DOI: 10.1186/s13195-020-00752-w
Abstrakt: Background: Alzheimer's disease (AD) and behavioral variant frontotemporal dementia (bvFTD) cause distinct atrophy and functional disruptions within two major intrinsic brain networks, namely the default network and the salience network, respectively. It remains unclear if inter-network relationships and whole-brain network topology are also altered and underpin cognitive and social-emotional functional deficits.
Methods: In total, 111 participants (50 AD, 14 bvFTD, and 47 age- and gender-matched healthy controls) underwent resting-state functional magnetic resonance imaging (fMRI) and neuropsychological assessments. Functional connectivity was derived among 144 brain regions of interest. Graph theoretical analysis was applied to characterize network integration, segregation, and module distinctiveness (degree centrality, nodal efficiency, within-module degree, and participation coefficient) in AD, bvFTD, and healthy participants. Group differences in graph theoretical measures and empirically derived network community structures, as well as the associations between these indices and cognitive performance and neuropsychiatric symptoms, were subject to general linear models, with age, gender, education, motion, and scanner type controlled.

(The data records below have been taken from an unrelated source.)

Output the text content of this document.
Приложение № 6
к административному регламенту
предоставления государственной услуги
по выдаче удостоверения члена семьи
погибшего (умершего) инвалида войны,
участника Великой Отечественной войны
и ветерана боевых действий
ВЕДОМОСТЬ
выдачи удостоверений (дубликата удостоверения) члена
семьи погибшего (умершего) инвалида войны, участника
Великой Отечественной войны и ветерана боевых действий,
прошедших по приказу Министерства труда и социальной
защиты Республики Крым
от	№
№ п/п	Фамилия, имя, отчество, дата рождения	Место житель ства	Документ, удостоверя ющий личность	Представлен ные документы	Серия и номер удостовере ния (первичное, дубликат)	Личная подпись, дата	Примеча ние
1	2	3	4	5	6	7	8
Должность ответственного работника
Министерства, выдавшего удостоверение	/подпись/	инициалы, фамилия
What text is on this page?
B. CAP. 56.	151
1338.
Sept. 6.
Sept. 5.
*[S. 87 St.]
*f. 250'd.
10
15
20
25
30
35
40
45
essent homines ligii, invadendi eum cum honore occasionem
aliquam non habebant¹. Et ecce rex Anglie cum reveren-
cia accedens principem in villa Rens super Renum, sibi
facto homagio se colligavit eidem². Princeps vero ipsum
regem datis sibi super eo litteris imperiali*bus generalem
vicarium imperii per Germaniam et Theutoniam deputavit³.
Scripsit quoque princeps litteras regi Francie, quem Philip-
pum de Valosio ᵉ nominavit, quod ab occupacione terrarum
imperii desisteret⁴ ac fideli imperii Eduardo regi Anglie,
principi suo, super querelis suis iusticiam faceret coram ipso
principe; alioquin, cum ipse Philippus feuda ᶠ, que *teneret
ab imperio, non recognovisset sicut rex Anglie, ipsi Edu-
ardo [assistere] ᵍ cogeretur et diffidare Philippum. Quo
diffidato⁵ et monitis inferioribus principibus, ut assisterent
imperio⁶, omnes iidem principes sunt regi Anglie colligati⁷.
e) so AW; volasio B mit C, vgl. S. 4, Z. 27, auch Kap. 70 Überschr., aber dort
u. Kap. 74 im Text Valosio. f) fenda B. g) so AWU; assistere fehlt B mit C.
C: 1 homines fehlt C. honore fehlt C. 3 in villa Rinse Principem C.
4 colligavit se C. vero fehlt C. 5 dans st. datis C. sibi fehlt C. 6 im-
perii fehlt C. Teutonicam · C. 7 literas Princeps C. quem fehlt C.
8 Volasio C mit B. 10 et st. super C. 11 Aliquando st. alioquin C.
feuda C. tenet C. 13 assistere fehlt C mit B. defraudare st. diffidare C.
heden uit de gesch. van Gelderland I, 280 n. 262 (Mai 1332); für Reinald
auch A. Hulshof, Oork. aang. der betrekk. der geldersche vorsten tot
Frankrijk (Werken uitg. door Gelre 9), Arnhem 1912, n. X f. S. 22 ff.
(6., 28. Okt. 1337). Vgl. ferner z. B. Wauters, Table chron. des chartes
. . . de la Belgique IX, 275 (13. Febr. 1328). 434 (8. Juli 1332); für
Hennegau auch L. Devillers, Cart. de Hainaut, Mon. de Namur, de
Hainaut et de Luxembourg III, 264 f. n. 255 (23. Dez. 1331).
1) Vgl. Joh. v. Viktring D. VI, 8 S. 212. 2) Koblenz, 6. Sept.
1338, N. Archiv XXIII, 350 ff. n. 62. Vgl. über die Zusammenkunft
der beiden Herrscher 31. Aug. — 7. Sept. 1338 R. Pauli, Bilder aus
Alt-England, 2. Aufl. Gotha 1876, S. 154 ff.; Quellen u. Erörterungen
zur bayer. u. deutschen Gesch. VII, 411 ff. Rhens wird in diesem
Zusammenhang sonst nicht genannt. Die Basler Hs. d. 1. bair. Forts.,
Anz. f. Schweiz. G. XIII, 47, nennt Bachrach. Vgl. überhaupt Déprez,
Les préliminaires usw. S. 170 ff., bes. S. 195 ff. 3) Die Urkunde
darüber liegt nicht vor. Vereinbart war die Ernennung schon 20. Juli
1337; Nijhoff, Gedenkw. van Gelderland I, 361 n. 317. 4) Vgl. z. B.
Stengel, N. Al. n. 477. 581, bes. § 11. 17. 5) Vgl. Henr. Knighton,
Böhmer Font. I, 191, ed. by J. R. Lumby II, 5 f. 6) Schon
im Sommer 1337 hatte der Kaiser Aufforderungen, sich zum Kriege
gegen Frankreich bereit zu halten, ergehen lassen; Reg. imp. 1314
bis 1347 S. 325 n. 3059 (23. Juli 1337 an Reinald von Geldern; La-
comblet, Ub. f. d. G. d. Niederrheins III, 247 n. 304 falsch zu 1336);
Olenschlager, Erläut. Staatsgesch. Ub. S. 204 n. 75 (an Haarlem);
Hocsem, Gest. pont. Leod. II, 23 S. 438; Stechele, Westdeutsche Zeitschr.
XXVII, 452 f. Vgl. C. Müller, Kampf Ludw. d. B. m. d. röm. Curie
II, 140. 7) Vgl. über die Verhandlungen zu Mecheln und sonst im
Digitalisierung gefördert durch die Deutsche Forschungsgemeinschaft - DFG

Results: Our results suggested that AD had lower integration in the default and control networks, while bvFTD exhibited disrupted integration in the salience network. Interestingly, AD and bvFTD had the highest and lowest degree of integration in the thalamus, respectively. Such divergence in topological aberration was recapitulated in network segregation and module distinctiveness loss, with AD showing poorer modular structure between the default and control networks, and bvFTD having more fragmented modules in the salience network and subcortical regions. Importantly, aberrations in network topology were related to worse attention deficits and greater severity in neuropsychiatric symptoms across syndromes.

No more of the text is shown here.